Some of us are in danger of not being worshippers because we are not in touch with our weakness. Sometimes people feel pressure in the church to act like they have it altogether. Let me be frank. If you act like you always have it altogether, then you make praise impossible because you act as though you don’t need to be delivered—you act like you have arrived and don’t need grace or God anymore. How do can you urge someone to praise God with you and enjoy his deliverance if you act like you never needed it in the first place? Being in touch with your weakness and your need for deliverance, primes the pump for praise to come when the deliverance comes!

Honestly, I find this to be so incredibly true in my experience.  Pastor Jason, who is also an adoptive parent, talks specifically about the suffering that adoptive parents experience as they walk their kids through the difficult times - suffering that is not temporary or alleviated in a short amount of time, but is chronic.

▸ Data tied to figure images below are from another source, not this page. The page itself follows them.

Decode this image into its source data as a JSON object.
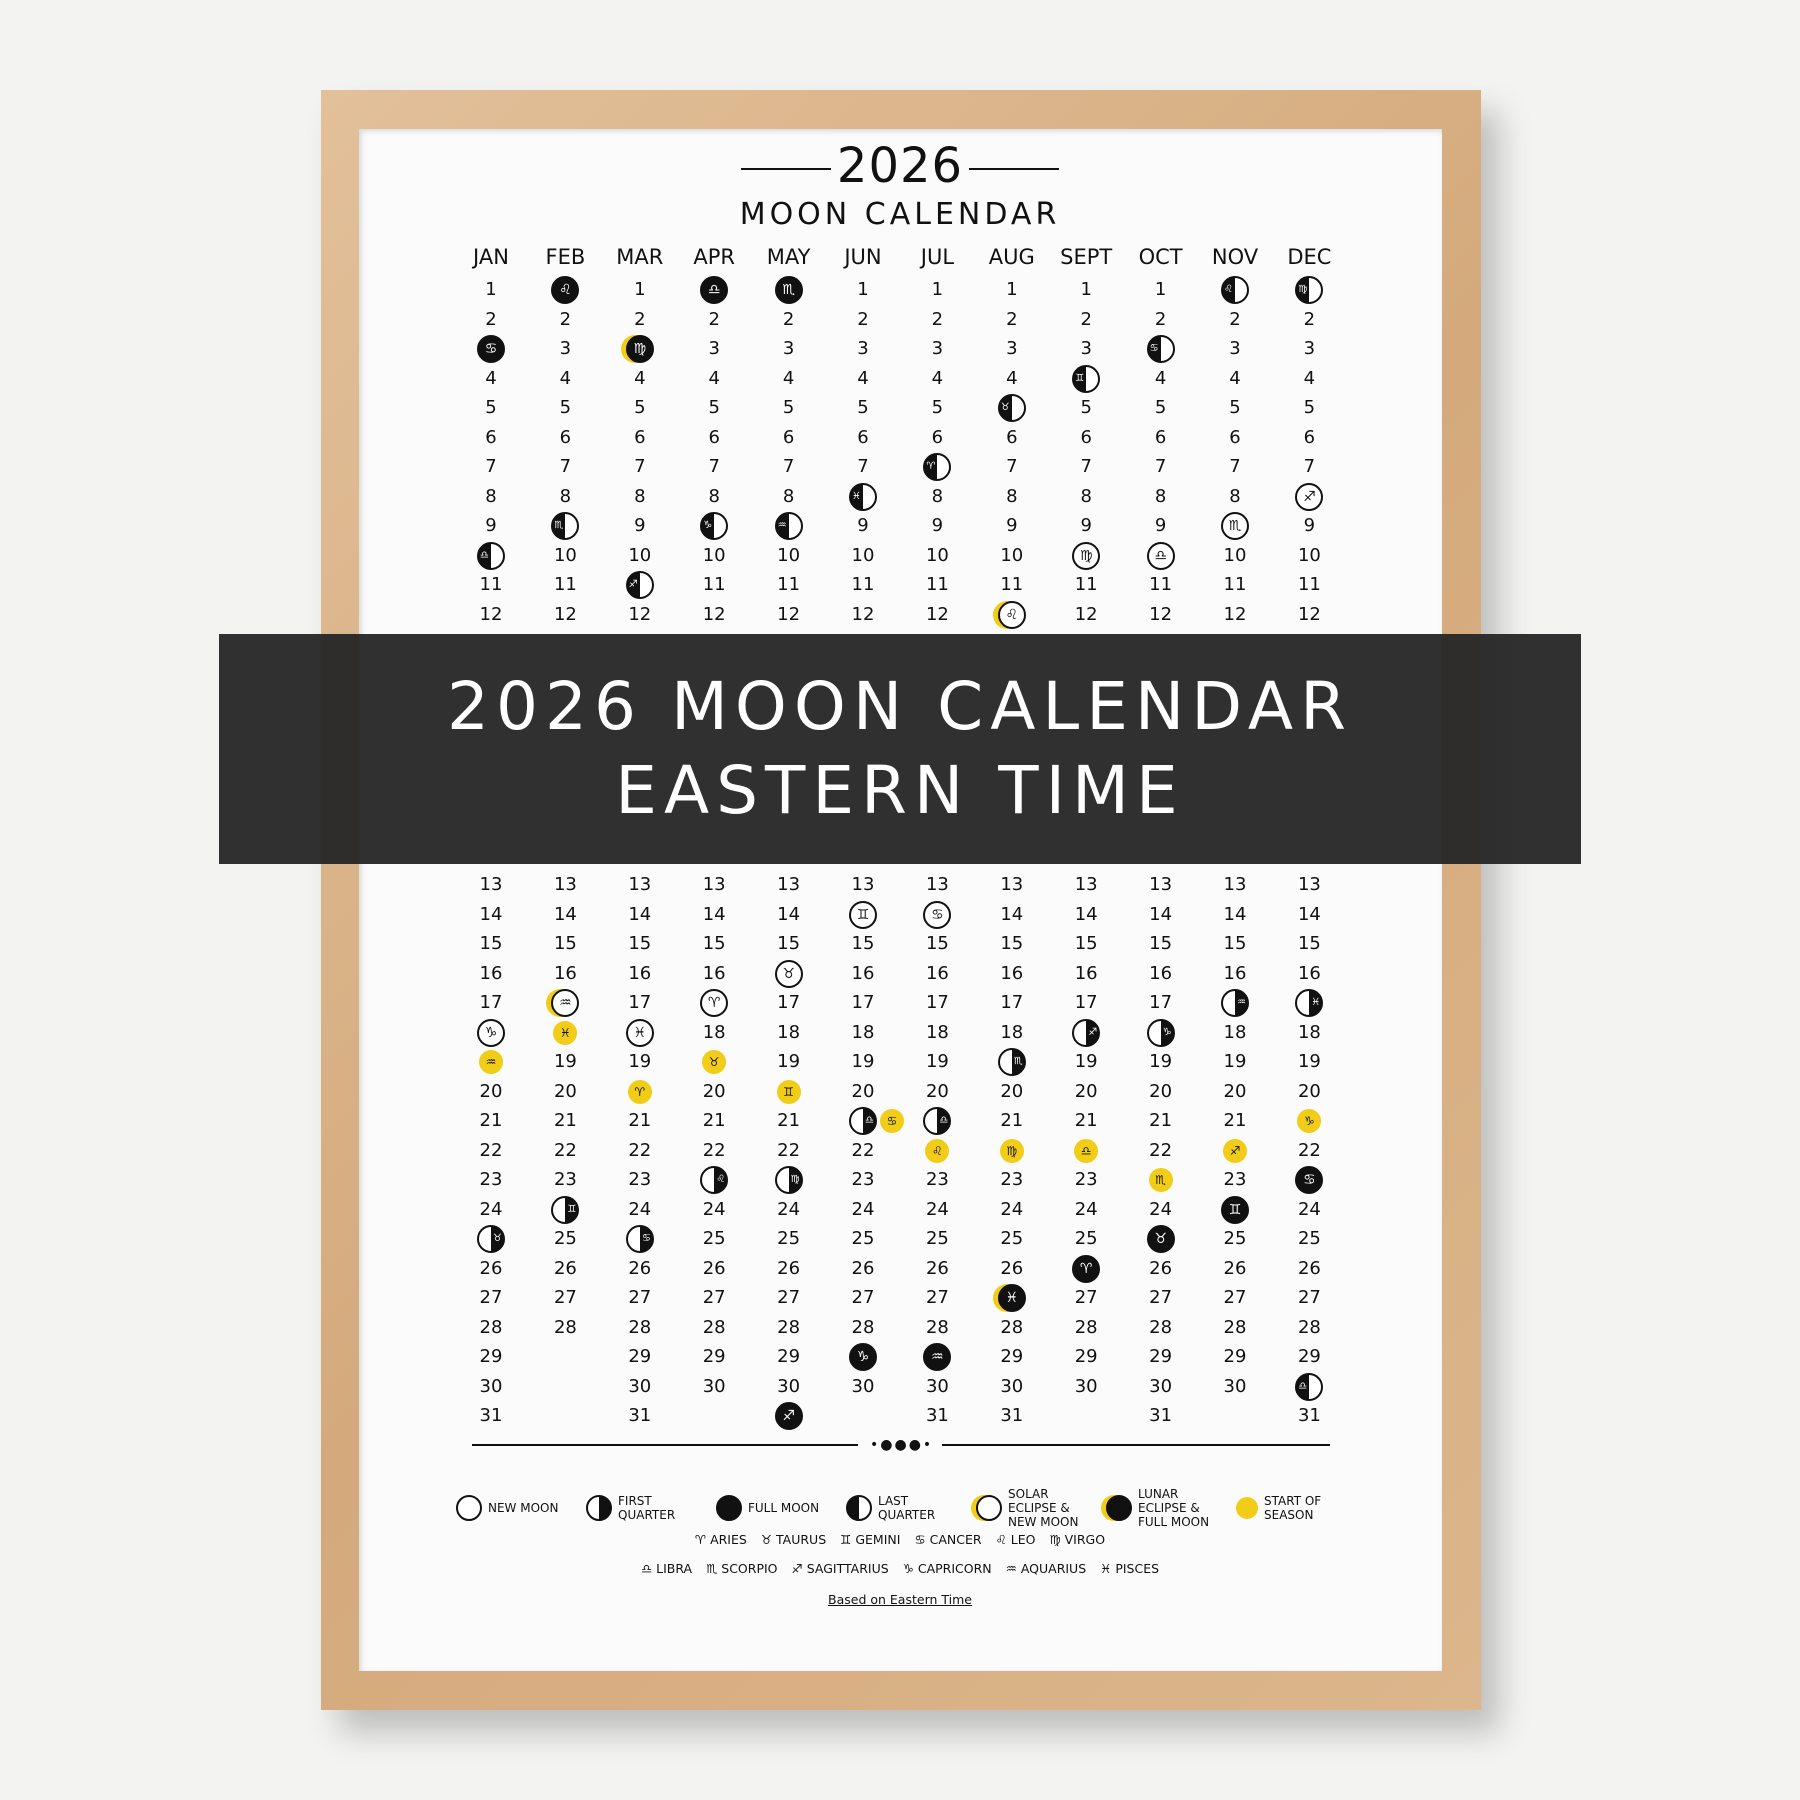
{
  "title": "2026",
  "subtitle": "MOON CALENDAR",
  "banner": {
    "line1": "2026 MOON CALENDAR",
    "line2": "EASTERN TIME"
  },
  "colors": {
    "frame": "#d9b48a",
    "accent": "#f1cd18",
    "ink": "#111111",
    "banner": "#282828"
  },
  "zodiac": {
    "aries": "♈︎",
    "taurus": "♉︎",
    "gemini": "♊︎",
    "cancer": "♋︎",
    "leo": "♌︎",
    "virgo": "♍︎",
    "libra": "♎︎",
    "scorpio": "♏︎",
    "sagittarius": "♐︎",
    "capricorn": "♑︎",
    "aquarius": "♒︎",
    "pisces": "♓︎"
  },
  "months": [
    {
      "name": "JAN",
      "days": 31,
      "events": [
        [
          3,
          "full",
          "cancer"
        ],
        [
          10,
          "last",
          "libra"
        ],
        [
          18,
          "new",
          "capricorn"
        ],
        [
          19,
          "season",
          "aquarius"
        ],
        [
          25,
          "first",
          "taurus"
        ]
      ]
    },
    {
      "name": "FEB",
      "days": 28,
      "events": [
        [
          1,
          "full",
          "leo"
        ],
        [
          9,
          "last",
          "scorpio"
        ],
        [
          17,
          "solar",
          "aquarius"
        ],
        [
          18,
          "season",
          "pisces"
        ],
        [
          24,
          "first",
          "gemini"
        ]
      ]
    },
    {
      "name": "MAR",
      "days": 31,
      "events": [
        [
          3,
          "lunar",
          "virgo"
        ],
        [
          11,
          "last",
          "sagittarius"
        ],
        [
          18,
          "new",
          "pisces"
        ],
        [
          20,
          "season",
          "aries"
        ],
        [
          25,
          "first",
          "cancer"
        ]
      ]
    },
    {
      "name": "APR",
      "days": 30,
      "events": [
        [
          1,
          "full",
          "libra"
        ],
        [
          9,
          "last",
          "capricorn"
        ],
        [
          17,
          "new",
          "aries"
        ],
        [
          19,
          "season",
          "taurus"
        ],
        [
          23,
          "first",
          "leo"
        ]
      ]
    },
    {
      "name": "MAY",
      "days": 31,
      "events": [
        [
          1,
          "full",
          "scorpio"
        ],
        [
          9,
          "last",
          "aquarius"
        ],
        [
          16,
          "new",
          "taurus"
        ],
        [
          20,
          "season",
          "gemini"
        ],
        [
          23,
          "first",
          "virgo"
        ],
        [
          31,
          "full",
          "sagittarius"
        ]
      ]
    },
    {
      "name": "JUN",
      "days": 30,
      "events": [
        [
          8,
          "last",
          "pisces"
        ],
        [
          14,
          "new",
          "gemini"
        ],
        [
          21,
          "first",
          "libra"
        ],
        [
          21,
          "season",
          "cancer"
        ],
        [
          29,
          "full",
          "capricorn"
        ]
      ]
    },
    {
      "name": "JUL",
      "days": 31,
      "events": [
        [
          7,
          "last",
          "aries"
        ],
        [
          14,
          "new",
          "cancer"
        ],
        [
          21,
          "first",
          "libra"
        ],
        [
          22,
          "season",
          "leo"
        ],
        [
          29,
          "full",
          "aquarius"
        ]
      ]
    },
    {
      "name": "AUG",
      "days": 31,
      "events": [
        [
          5,
          "last",
          "taurus"
        ],
        [
          12,
          "solar",
          "leo"
        ],
        [
          19,
          "first",
          "scorpio"
        ],
        [
          22,
          "season",
          "virgo"
        ],
        [
          27,
          "lunar",
          "pisces"
        ]
      ]
    },
    {
      "name": "SEPT",
      "days": 30,
      "events": [
        [
          4,
          "last",
          "gemini"
        ],
        [
          10,
          "new",
          "virgo"
        ],
        [
          18,
          "first",
          "sagittarius"
        ],
        [
          22,
          "season",
          "libra"
        ],
        [
          26,
          "full",
          "aries"
        ]
      ]
    },
    {
      "name": "OCT",
      "days": 31,
      "events": [
        [
          3,
          "last",
          "cancer"
        ],
        [
          10,
          "new",
          "libra"
        ],
        [
          18,
          "first",
          "capricorn"
        ],
        [
          23,
          "season",
          "scorpio"
        ],
        [
          25,
          "full",
          "taurus"
        ]
      ]
    },
    {
      "name": "NOV",
      "days": 30,
      "events": [
        [
          1,
          "last",
          "leo"
        ],
        [
          9,
          "new",
          "scorpio"
        ],
        [
          17,
          "first",
          "aquarius"
        ],
        [
          22,
          "season",
          "sagittarius"
        ],
        [
          24,
          "full",
          "gemini"
        ]
      ]
    },
    {
      "name": "DEC",
      "days": 31,
      "events": [
        [
          1,
          "last",
          "virgo"
        ],
        [
          8,
          "new",
          "sagittarius"
        ],
        [
          17,
          "first",
          "pisces"
        ],
        [
          21,
          "season",
          "capricorn"
        ],
        [
          23,
          "full",
          "cancer"
        ],
        [
          30,
          "last",
          "libra"
        ]
      ]
    }
  ],
  "legend": [
    {
      "type": "new",
      "label": "NEW MOON"
    },
    {
      "type": "first",
      "label": "FIRST QUARTER"
    },
    {
      "type": "full",
      "label": "FULL MOON"
    },
    {
      "type": "last",
      "label": "LAST QUARTER"
    },
    {
      "type": "solar",
      "label": "SOLAR ECLIPSE & NEW MOON"
    },
    {
      "type": "lunar",
      "label": "LUNAR ECLIPSE & FULL MOON"
    },
    {
      "type": "season",
      "label": "START OF SEASON"
    }
  ],
  "zodiac_legend": [
    [
      [
        "aries",
        "ARIES"
      ],
      [
        "taurus",
        "TAURUS"
      ],
      [
        "gemini",
        "GEMINI"
      ],
      [
        "cancer",
        "CANCER"
      ],
      [
        "leo",
        "LEO"
      ],
      [
        "virgo",
        "VIRGO"
      ]
    ],
    [
      [
        "libra",
        "LIBRA"
      ],
      [
        "scorpio",
        "SCORPIO"
      ],
      [
        "sagittarius",
        "SAGITTARIUS"
      ],
      [
        "capricorn",
        "CAPRICORN"
      ],
      [
        "aquarius",
        "AQUARIUS"
      ],
      [
        "pisces",
        "PISCES"
      ]
    ]
  ],
  "footer": "Based on Eastern Time"
}
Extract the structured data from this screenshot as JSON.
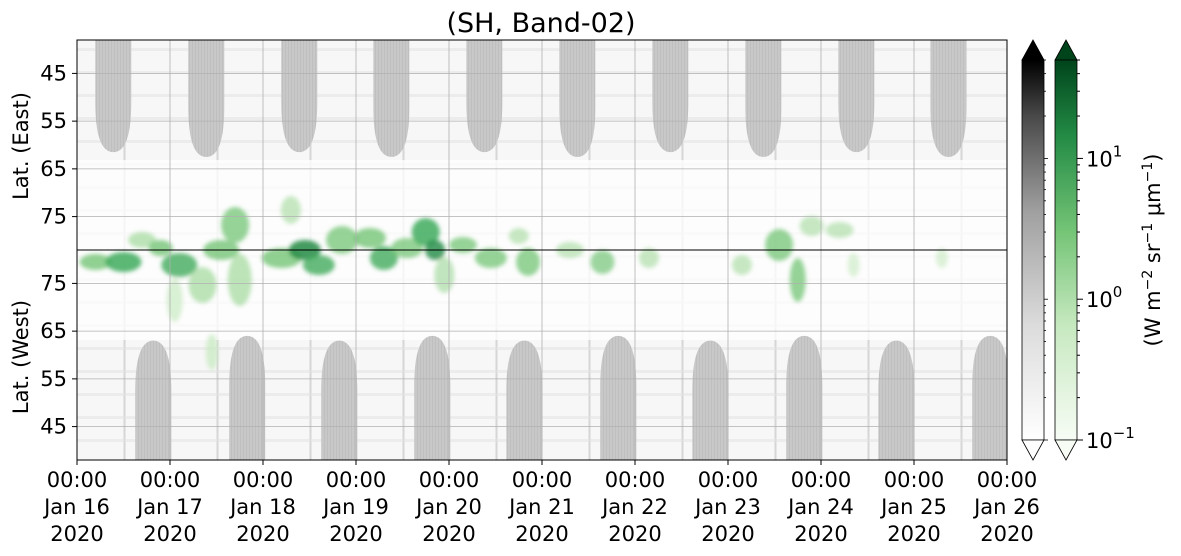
{
  "chart_data": {
    "type": "heatmap",
    "title": "(SH, Band-02)",
    "x_ticks": [
      {
        "time": "00:00",
        "date": "Jan 16",
        "year": "2020"
      },
      {
        "time": "00:00",
        "date": "Jan 17",
        "year": "2020"
      },
      {
        "time": "00:00",
        "date": "Jan 18",
        "year": "2020"
      },
      {
        "time": "00:00",
        "date": "Jan 19",
        "year": "2020"
      },
      {
        "time": "00:00",
        "date": "Jan 20",
        "year": "2020"
      },
      {
        "time": "00:00",
        "date": "Jan 21",
        "year": "2020"
      },
      {
        "time": "00:00",
        "date": "Jan 22",
        "year": "2020"
      },
      {
        "time": "00:00",
        "date": "Jan 23",
        "year": "2020"
      },
      {
        "time": "00:00",
        "date": "Jan 24",
        "year": "2020"
      },
      {
        "time": "00:00",
        "date": "Jan 25",
        "year": "2020"
      },
      {
        "time": "00:00",
        "date": "Jan 26",
        "year": "2020"
      }
    ],
    "xlim": [
      "2020-01-16T00:00",
      "2020-01-26T00:00"
    ],
    "panels": [
      {
        "ylabel": "Lat. (East)",
        "yticks": [
          45,
          55,
          65,
          75
        ],
        "ylim_top_to_bottom": [
          38,
          82
        ]
      },
      {
        "ylabel": "Lat. (West)",
        "yticks": [
          75,
          65,
          55,
          45
        ],
        "ylim_top_to_bottom": [
          82,
          38
        ]
      }
    ],
    "grid": true,
    "colorbars": [
      {
        "cmap": "Greys",
        "extend": "both",
        "scale": "log"
      },
      {
        "cmap": "Greens",
        "extend": "both",
        "scale": "log",
        "ticks": [
          {
            "base": "10",
            "exp": "1",
            "value": 10
          },
          {
            "base": "10",
            "exp": "0",
            "value": 1
          },
          {
            "base": "10",
            "exp": "−1",
            "value": 0.1
          }
        ],
        "range": [
          0.1,
          50
        ]
      }
    ],
    "colorbar_label": {
      "prefix": "(W m",
      "e1": "−2",
      "mid1": " sr",
      "e2": "−1",
      "mid2": " μm",
      "e3": "−1",
      "suffix": ")"
    }
  }
}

Let me give you one more example of redemptive suffering that is perennial. We are going to have an adoption choir Sunday night. Many parents counted not only the physical cost, but also the ongoing emotional cost of bringing brokenness into their families. They heard it as a calling. And they said “yes” to what has become some perennial joys and pains—a pointed life of sorrowful yet always rejoicing. We can support them and pray for them.

I cannot begin to tell you how thankful I am for a pastor who "gets it."  Who doesn't dismiss the trials of parenting a hurt child, but doesn't paint a picture of doom and gloom either.  Who doesn't place adoptive parents on  a pedestal, but doesn't pretend that their lives are just like everyone else's.

On that note, I am so very thankful for the many friends I have with whom I can be real.  Because of the public nature of this blog, I withhold many details.  While wanting to be authentic and real, I am also keenly aware of my children's right to privacy.  I always share truthfully, but I don't share all.

A shout of thanks to those who do know "all we go through," and support us through it.  I love you more than I can say!!